The information contained in this announcement is not for release, publication or distribution to persons in the United States, Canada, Australia, Japan, New Zealand or The Republic of South Africa or in any jurisdiction where to do so would breach any applicable law. The New Shares have not been and will not be registered under the securities laws of such jurisdictions and may not be offered, sold, taken up, exercised, resold, renounced, transferred or delivered, directly or indirectly, within such jurisdictions except pursuant to an exemption from and in compliance with any applicable securities laws. No public offer of the New Shares is being made by virtue of this announcement into Australia, Canada, Japan, New Zealand, the Republic of South Africa or the United States or any other jurisdiction outside the United Kingdom in which such offer would be lawful. No action has been or will be taken by the Company, Numis, Peel Hunt or any other person to permit a public offering or distribution of this announcement or any other offering or publicity materials or the New Shares in any jurisdiction where action for that purpose may be required, other than in the United Kingdom.
The New Shares and any entitlements pursuant to the open offer and offer for subscription will not be, registered under the US Securities Act of 1933, as amended (the "US Securities Act"), or the relevant laws of any state, province or territory of the United States. Unless so registered, the New Shares and any entitlements pursuant to the open offer and offer for subscription may not be offered, sold, taken up or exercised, within the United States except in a transaction that is exempt from, or not subject to, the registration requirements of the US Securities Act. There will be no public offer in the United States. Outside the United States, the New Shares are being offered in reliance on Regulation S under the US Securities Act.
This announcement has been issued by and is the sole responsibility of the Company.

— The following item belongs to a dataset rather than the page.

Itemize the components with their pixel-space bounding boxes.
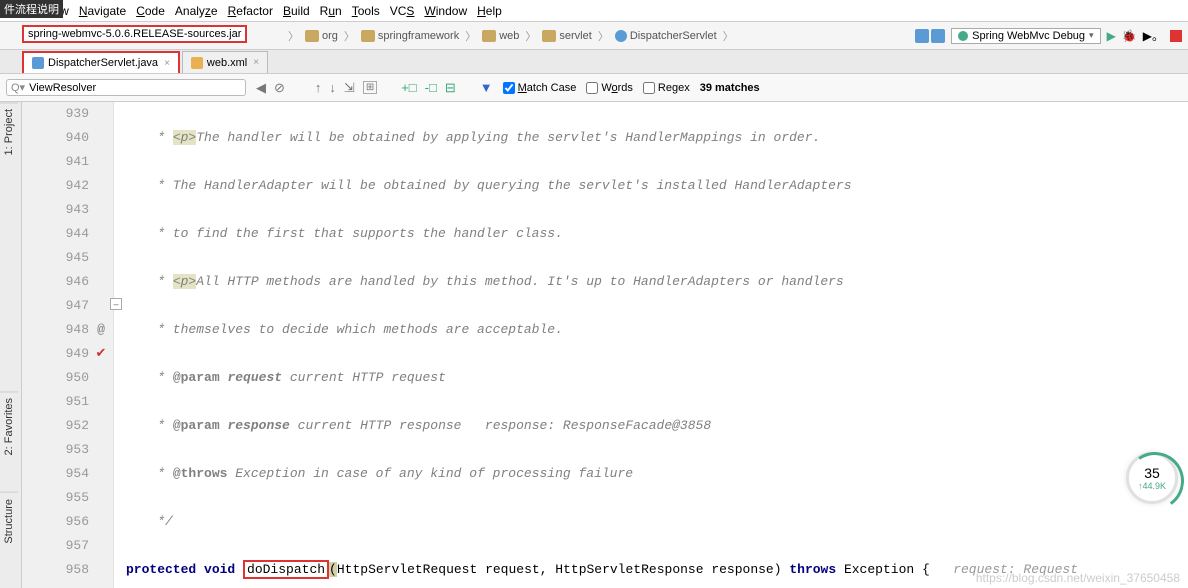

Numis Securities Limited, which is authorised and regulated in the United Kingdom by the Financial Conduct Authority, is acting for Primary Health Properties PLC and for no-one else in connection with the contents of this and will not be responsible to anyone other than Primary Health Properties PLC for providing the protections afforded to clients of Numis Securities Limited, or for providing advice in relation to the contents of this announcement or any matters referred to herein. Numis Securities Limited is not responsible for the contents of this announcement. Numis Securities Limited has given and not withdrawn its written consent to the issue of this announcement with the inclusion of the reference to its name in the form and context in which it is included.
Peel Hunt LLP, which is authorised and regulated in the United Kingdom by the Financial Conduct Authority, is acting for Primary Health Properties PLC and for no-one else in connection with the contents of this announcement and will not be responsible to anyone other than Primary Health Properties PLC for providing the protections afforded to clients of Peel Hunt LLP, or for providing advice in relation to the contents of this announcement or any matters referred to herein. Peel Hunt LLP is not responsible for the contents of this announcement. Peel Hunt LLP has given and not withdrawn its written consent to the issue of this announcement with the inclusion of the reference to its name in the form and context in which it is included.
This announcement has been prepared for the purposes of complying with the applicable law and regulation of the United Kingdom and the information disclosed may not be the same as that which would have been disclosed if this announcement had been prepared in accordance with the laws and regulations of any jurisdiction outside of the United Kingdom.
Any person receiving this announcement is advised to exercise caution in relation to the Capital Raising. If in any doubt about any of the contents of this announcement, independent professional advice should be obtained.